Friday, February 8, 2013

Puzzle Pieces


Imagery burns in my mind.  All week Frank, my co-RA, and various students have worked on a world puzzle in the dorm living room.   As I see them labor over where to place pieces and intently search the box cover to locate the placement, I think of the huge, complicated puzzle my life seems to be right now.

I want to hurry up and get a section together because it helps me put the next section in place.  But piece by piece, as each issue comes up in my life, I sense God's beckoning to trust:


Trust.
Trust that God is good.
Trust that God cares.
Trust that God is able.
Trust that God wants to lead and is leading me.
Trust that the pieces in my hand make sense to Him, even when they are jumbled and overwhelming to me.

Unlike our dorm's 1,000 piece puzzle, I do not need to strain my eyes and labor to perceive where to place one specific piece, a step or a decision about next year.  Recording artist and storyteller, Jason Gray, captures the reality that I am poignantly grappling with these days: "No Thief Like Fear" by Jason Gray (click to listen).  Although I am tired and confused about various things as I seek to faithfully serve in the dorm for my fourth semester as well as prepare to be married and transition in August, my anxious heart is challenged by the reality that "there is no thief like fear."  As I seek God, regardless of whether or not I feel clarity in certain pieces, I am free, ironically.

This week Ryan came to talk to me. Ryan, a senior at another boys dorm, is a deep thinker and fellow song-writer and musician.  His dad is a lead pastor in France.  He comes after school to hang out with some of my dorm guys. Yet, he is always intentional to come talk to me about things he is processing about life, love, and faith.  After last time we talked, I recommended that he read Just Do Something by Kevin DeYoung, which greatly shaped my current perspective on seeking God's will in life and decisions.  Ryan is seeking genuine faith and is turned off by what he feels is performance-based Christianity.  Since my guys respect Ryan, when we talk my guys eavesdrop and seem to ponder what we discuss. 

----> Pray with me that as Ryan continues to seek the true God, may he voice his questions to God's "face" as he draws near to God, rather to him "back" as he walks away.  May his searching of authentic faith also draw my guys to Jesus as well.

"Draw near to God and He will draw near to you." 

Thursday, February 7, 2013

Kitchen Construction



At the end of last year, the plans were in place for a kitchen to go in my current room to turn it into an apartment.  After numerous worker illnesses, setbacks, and unresolved details, God provided a couple of people to volunteer to do parts of the project from shopping, preparing, and the beginnings of installing.  Timothy, a student from the States, helped a man in the community turn my bare room into this in three days of hard work.  Now, we are just waiting on the counter, sink and final things.

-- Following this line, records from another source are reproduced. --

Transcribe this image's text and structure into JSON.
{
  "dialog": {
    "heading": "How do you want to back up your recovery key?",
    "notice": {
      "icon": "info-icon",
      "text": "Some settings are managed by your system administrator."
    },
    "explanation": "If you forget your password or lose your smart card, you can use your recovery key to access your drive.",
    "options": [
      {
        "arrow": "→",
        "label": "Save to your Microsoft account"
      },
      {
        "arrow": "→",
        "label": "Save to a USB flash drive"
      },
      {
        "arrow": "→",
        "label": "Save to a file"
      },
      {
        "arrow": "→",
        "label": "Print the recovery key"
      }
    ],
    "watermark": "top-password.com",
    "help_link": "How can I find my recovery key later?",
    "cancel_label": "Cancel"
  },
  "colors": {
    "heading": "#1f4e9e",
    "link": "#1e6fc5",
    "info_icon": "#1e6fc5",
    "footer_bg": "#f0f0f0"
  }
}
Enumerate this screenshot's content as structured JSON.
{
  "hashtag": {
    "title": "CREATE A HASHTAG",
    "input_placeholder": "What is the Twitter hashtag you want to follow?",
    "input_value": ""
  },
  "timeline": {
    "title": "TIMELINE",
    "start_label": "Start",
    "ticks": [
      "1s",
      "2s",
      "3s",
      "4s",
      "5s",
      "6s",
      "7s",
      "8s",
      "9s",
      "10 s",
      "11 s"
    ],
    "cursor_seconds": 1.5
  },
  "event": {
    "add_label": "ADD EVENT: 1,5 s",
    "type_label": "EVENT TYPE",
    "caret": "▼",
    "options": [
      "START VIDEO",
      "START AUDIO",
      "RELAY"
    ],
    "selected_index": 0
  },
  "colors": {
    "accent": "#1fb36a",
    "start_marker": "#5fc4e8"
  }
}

I am excited for how God is going to open up opportunities for serve, rest and entertain, using this kitchen in the next months for me and onward for the next female RA.

What Does it Take?


What Does It Take?         
       
A college friend recently wrote me, asking about what tools I have found helpful in working with [cross-cultural] students here.  As I brainstormed an answer, I discovered how much I had grown over the last four semesters since my beginning to work in Maug boys' dorm.  Ironically, it is not about what I brought into the job; rather, what has made the difference in my "effectiveness" has been what God has grown and is growing in me over these years in Germany

Teachability / Humility / Not trying too hard / Listening / Vulnerability / Servanthood / Being a learner / Availability / Assuming nothing / Not grouping people / Understanding gradual growth and human nature / Adaptability / Confrontation as a mirror to oneself and an avenue of growth / Asking forgiveness and admitting when I am wrong / Not lying and acting like I have it all together / Having people who call me out when necessary / Asking questions but also sharing one oneself / Giving grace but not oozy / Serving and working alongside / Seeking to build up and get to know co-workers / Learn to be still and just read 

Training for Christian Ministry is fantastic.  I am grateful for my experiences before here; yet, I realize that if I had gone into a girls' dorm or some other position that was "better suited for me" I would have missed out on the extensive growth and brokenness that has brought forth the greatest change in me.
Yes, I would have rather been in my "element," but I would not trade Maug for anything.
Yes, I have had to grieve and reorient to why I am here, but God knew that without "exercising weak muscles," as Anna, the girl I mentor, told me, "you wouldn't become a well-rounded person."  Anna is learning that she "would rather be sorry than safe."  This made me think.  I afraid to admit it, but I agree.  Without risk and getting out of comfortable areas, we will miss out on some good, hard growth and relationships that will not come with a shield of protection and anxious preparation.

"God opposes the proud, but gives grace to the humble."